There are brands you can use like Activia that are a mono culture. Extremely vibrant, but all their line contains artificial sweeteners. These chemicals are so strong on our brain that even though you have done a dilution worthy of homeopathic titrations, the result will still be almost as sickening sweetened as the original. For variety I otherwise use cultures with multiple sources. My favorite is Nancy’s brand although this may be hard to obtain outside Oregon USA. Insane power in the hands of the creator is that you can mix and match different sources and come up with your own formula through trial and error. Scandinavians are way beyond us US yanks in this science, and have been for decades. Go to the store and purchase your refined gradient of probiotic by the identifying number across a vast selection.
If you like the stuff with fruits, sugar, additives, add them later, not in the original processing.
The Greek yogurt fad. Greater number of probiotics, more protein which they properly claim. Better for you, something exotic. Actually just made out of the normal rotgut cultures. They culture and squeeze out the liquid making it more dense, thus “Greek”. Sorry to bust the myth.

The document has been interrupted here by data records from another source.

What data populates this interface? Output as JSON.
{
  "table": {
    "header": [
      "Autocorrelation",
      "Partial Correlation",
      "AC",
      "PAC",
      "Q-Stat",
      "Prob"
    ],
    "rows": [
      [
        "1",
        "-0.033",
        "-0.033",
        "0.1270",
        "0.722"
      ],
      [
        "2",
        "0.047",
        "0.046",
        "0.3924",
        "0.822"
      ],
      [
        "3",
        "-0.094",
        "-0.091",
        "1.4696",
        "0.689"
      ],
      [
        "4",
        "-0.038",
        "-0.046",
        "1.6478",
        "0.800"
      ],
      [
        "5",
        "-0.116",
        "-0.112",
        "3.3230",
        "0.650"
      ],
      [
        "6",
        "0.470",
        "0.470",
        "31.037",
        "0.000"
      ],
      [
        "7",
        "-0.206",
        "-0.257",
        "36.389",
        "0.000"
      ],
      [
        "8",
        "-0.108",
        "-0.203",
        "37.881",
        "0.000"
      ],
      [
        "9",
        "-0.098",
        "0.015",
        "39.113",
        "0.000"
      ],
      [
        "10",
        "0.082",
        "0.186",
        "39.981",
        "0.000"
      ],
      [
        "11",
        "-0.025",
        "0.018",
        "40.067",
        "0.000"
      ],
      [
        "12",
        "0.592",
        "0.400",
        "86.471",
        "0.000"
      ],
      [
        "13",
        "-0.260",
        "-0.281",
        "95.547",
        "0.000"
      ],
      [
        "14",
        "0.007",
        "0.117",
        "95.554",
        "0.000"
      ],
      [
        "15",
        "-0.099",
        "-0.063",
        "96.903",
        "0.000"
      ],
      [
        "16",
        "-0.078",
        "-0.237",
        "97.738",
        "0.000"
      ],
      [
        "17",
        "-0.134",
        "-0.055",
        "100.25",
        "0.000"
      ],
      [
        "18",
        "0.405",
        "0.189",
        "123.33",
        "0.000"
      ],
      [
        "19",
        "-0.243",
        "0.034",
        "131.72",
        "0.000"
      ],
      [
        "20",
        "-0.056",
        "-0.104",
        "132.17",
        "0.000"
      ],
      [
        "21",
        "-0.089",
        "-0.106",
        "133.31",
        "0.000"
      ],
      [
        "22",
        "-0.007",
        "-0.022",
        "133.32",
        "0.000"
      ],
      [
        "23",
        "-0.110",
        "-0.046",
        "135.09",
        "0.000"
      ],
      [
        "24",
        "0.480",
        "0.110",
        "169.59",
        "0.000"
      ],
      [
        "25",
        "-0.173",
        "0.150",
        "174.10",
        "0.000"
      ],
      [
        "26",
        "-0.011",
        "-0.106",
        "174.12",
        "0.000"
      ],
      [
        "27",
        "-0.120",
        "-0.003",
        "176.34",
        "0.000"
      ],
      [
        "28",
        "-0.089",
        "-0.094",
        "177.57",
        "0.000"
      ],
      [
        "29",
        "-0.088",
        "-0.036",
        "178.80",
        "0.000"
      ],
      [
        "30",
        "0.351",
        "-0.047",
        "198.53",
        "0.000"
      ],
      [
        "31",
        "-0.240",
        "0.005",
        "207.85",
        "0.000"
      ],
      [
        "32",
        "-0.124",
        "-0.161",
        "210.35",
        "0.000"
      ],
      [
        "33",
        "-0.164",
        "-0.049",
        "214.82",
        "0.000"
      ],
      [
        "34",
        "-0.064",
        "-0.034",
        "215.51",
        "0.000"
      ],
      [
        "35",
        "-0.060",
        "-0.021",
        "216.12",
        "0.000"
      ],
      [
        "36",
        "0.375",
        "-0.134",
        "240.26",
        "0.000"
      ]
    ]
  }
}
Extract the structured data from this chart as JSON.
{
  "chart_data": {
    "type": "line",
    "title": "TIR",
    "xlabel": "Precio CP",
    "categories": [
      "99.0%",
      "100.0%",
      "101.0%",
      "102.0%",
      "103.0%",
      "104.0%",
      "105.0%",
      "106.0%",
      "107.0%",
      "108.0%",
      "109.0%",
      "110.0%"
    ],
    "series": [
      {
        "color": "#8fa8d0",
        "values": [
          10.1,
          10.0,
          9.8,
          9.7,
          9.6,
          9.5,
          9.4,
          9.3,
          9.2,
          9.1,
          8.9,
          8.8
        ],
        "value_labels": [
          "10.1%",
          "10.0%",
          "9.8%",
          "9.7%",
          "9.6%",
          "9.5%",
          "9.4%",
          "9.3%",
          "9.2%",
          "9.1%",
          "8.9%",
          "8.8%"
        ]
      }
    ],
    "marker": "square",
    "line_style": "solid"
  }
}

Acceptable probiotics… Uh… There are at least 5 genetic lines of probiotics that would work well in yogurt and deliver the real health benefits. Problem is that some of them are cultured residents in our colon and would likely affect a company’s sales if they were used. We tend to stick with Lactobacillis and not include the other goodies that sound really great on paper but may cause a mental disturbance if you were staring into a spoon and thought about the source.
These bugs have undergone a lot of selection, and hard work to come up with something that has health benefits and is also palatable. All Lacto’s are not the same. If you are taking a pill probiotic, the big question in an unregulated market is if the non refrigerated bottle of capsules you just forked out 10 dollars for is any good. Simple test. Sacrifice one of the capsules in a cup of warm milk overnite. In the morning, you should have yogurt. Will smell like and have the consistency of a cultured product, but obviously nothing you would want to eat. Verification procedure we used in the hospital in selecting our source for patients, making certain that the pill was viable."